Two Units at Major Texas Coal-Fired Power Plant to Shut
Luminant, a major Texas power-generation company, plans to shut two of three units at one of its 1970s-era coal plants during the winter and spring, the company told the Texas grid operator this week. That removes about 1,200 megawatts, or more than 1 percent of capacity, from the already strained Texas power grid.
“The sole reason is persistently low power prices,” said Allan Koenig, a spokesman for Luminant. The two units, from the Monticello coal plant in Titus County in East Texas, have been operating well below capacity, he said, producing only about a quarter of the power they are capable of for much of the year. The units will come back online in time for the peak demand next summer, Koenig said.
Environmentalists were quick to point out that the two units were the same ones Luminant had argued would be forced to shut down if a federal environmental rule known as the cross-state air pollution rule had taken effect. Luminant had joined state officials in arguing vociferously against the rule, and a federal court threw it out last week, to the frustration of environmentalists.
Energy Future Holdings, the parent company of Luminant, was “really just blowing smoke about how [the cross-state rule] would bankrupt them,” said Tom “Smitty” Smith, of the environmental group Public Citizen Texas, in a statement. “There may be no market for old coal in the winter in Texas because we have so much low-cost wind."
Luminant had previously said that the cross-state rule's requirements "will seriously jeopardize the ability of the state's electric grid to supply power to Texas businesses and consumers."
But Koenig said that the closures announced this week had nothing to do with the cross-state rule.
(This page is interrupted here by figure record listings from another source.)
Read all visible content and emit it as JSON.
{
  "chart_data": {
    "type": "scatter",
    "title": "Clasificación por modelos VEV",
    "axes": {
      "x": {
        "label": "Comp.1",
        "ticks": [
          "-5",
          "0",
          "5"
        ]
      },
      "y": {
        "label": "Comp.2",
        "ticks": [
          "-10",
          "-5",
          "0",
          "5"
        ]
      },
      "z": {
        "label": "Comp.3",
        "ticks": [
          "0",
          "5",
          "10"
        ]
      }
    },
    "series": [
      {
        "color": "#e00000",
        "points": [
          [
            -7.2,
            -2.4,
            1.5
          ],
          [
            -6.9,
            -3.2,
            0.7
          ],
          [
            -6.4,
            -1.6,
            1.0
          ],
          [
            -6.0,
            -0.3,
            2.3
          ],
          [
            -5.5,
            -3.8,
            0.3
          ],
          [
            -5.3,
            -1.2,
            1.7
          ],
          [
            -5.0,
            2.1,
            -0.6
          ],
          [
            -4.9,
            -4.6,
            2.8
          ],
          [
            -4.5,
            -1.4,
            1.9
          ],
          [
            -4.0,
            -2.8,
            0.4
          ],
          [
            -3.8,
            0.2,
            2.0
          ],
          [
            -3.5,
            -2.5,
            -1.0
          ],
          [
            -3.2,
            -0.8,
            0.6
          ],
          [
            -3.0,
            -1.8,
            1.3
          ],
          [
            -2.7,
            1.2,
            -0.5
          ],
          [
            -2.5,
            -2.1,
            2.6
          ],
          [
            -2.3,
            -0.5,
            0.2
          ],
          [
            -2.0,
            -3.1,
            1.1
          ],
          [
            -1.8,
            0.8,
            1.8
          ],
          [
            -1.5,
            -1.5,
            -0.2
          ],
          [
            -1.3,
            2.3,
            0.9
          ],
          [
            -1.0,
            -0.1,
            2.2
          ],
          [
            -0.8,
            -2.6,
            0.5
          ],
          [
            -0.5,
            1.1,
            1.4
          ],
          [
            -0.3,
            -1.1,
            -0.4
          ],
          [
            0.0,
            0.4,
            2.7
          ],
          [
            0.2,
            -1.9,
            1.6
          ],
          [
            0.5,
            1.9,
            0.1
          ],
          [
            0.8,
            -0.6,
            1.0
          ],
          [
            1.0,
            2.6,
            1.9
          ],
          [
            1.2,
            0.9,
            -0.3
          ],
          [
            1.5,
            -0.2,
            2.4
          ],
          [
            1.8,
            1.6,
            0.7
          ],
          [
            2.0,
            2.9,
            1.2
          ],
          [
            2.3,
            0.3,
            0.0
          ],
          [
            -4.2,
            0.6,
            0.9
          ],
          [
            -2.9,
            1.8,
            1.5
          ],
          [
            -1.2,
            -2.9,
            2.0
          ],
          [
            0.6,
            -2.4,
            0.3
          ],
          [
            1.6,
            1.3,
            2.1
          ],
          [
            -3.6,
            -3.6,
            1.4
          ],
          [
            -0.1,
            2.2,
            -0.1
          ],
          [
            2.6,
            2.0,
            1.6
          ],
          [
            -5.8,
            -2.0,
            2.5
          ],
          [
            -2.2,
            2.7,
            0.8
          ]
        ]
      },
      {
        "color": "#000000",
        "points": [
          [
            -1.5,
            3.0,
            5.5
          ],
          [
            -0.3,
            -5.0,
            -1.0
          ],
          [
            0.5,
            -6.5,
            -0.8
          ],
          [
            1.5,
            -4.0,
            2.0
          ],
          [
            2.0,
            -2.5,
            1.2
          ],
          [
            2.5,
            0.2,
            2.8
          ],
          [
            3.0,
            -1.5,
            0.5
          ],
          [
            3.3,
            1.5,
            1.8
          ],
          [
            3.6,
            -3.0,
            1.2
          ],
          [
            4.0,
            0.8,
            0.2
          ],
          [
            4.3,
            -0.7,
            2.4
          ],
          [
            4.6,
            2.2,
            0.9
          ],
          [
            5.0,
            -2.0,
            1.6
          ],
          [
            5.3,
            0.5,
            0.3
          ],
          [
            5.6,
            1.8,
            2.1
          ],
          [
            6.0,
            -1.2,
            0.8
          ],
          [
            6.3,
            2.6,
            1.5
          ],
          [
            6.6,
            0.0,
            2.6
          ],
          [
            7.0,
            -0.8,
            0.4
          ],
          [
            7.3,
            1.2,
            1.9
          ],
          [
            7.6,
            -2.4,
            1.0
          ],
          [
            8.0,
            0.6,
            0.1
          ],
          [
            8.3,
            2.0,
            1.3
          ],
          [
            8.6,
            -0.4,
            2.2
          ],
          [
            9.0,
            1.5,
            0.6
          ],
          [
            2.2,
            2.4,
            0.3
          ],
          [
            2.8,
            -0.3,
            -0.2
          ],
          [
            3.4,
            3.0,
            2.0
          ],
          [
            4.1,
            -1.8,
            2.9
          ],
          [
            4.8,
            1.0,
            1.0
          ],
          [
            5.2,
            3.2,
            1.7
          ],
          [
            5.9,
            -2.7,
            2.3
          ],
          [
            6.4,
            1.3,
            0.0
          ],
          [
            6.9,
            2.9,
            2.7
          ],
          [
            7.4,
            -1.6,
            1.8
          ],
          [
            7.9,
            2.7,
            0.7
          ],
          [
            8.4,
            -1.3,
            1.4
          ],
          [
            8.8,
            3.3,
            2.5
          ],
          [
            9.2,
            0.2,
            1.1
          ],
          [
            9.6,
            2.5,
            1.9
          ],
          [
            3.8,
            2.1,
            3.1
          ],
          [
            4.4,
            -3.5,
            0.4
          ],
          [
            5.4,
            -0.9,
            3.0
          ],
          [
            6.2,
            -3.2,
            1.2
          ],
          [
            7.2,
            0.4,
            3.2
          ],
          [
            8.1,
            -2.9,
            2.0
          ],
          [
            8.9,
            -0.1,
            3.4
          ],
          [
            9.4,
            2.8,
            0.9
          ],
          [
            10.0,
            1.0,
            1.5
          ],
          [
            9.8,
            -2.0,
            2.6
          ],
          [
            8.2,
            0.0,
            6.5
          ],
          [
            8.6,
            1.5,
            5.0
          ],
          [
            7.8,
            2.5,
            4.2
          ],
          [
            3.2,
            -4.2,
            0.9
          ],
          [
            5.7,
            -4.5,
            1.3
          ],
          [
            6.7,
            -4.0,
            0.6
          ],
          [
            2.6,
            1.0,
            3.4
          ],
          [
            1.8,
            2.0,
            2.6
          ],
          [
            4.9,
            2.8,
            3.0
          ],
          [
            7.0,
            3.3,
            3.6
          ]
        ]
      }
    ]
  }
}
If the rule had taken effect, the company had planned to idle Monticello's two units year-round (no other coal plants would have been idled, according to Luminant's plan).
“This is a seasonal [closure],” Koenig said. Luminant’s filing says that it plans to close the two units for at least six months and no more than seven months, starting Dec. 1.
Prices have fallen because of abundant discoveries of natural gas in Texas and other states. The low prices have caused utilities around the nation to rely more heavily on natural gas, and less on coal.
The closures at Monticello will not result in job losses, Koenig said, nor will activity be slowed at the lignite mine on the site of the plant. Monticello’s third and final unit will continue to operate year-round.
Robbie Searcy, a spokeswoman for the Texas grid operator, ERCOT, said that her agency would monitor the impact of the closures on the grid.
Winter and spring, when Luminant plans to close the two units, are traditionally times when power demand on the grid is much lower than during the summer, when air-conditioning use skyrockets. Most of the concerns about electric grid strains pertain to the summer. Winter can also cause problems, though. The grid last experienced rolling blackouts in February 2011, when a deep freeze hobbled about a quarter of the state’s power plants.
Al Armendariz, who until recently headed the Environmental Protection Agency's regional office in Dallas and now works for the Sierra Club's Beyond Coal campaign in Texas, echoed Smitty's view. "It's time for Luminant to replace their old plants with clean sources of power, and to stop blaming environmental safeguards for their internal financial mess," he said in a statement, referring to the significant debts of Luminant's parent company.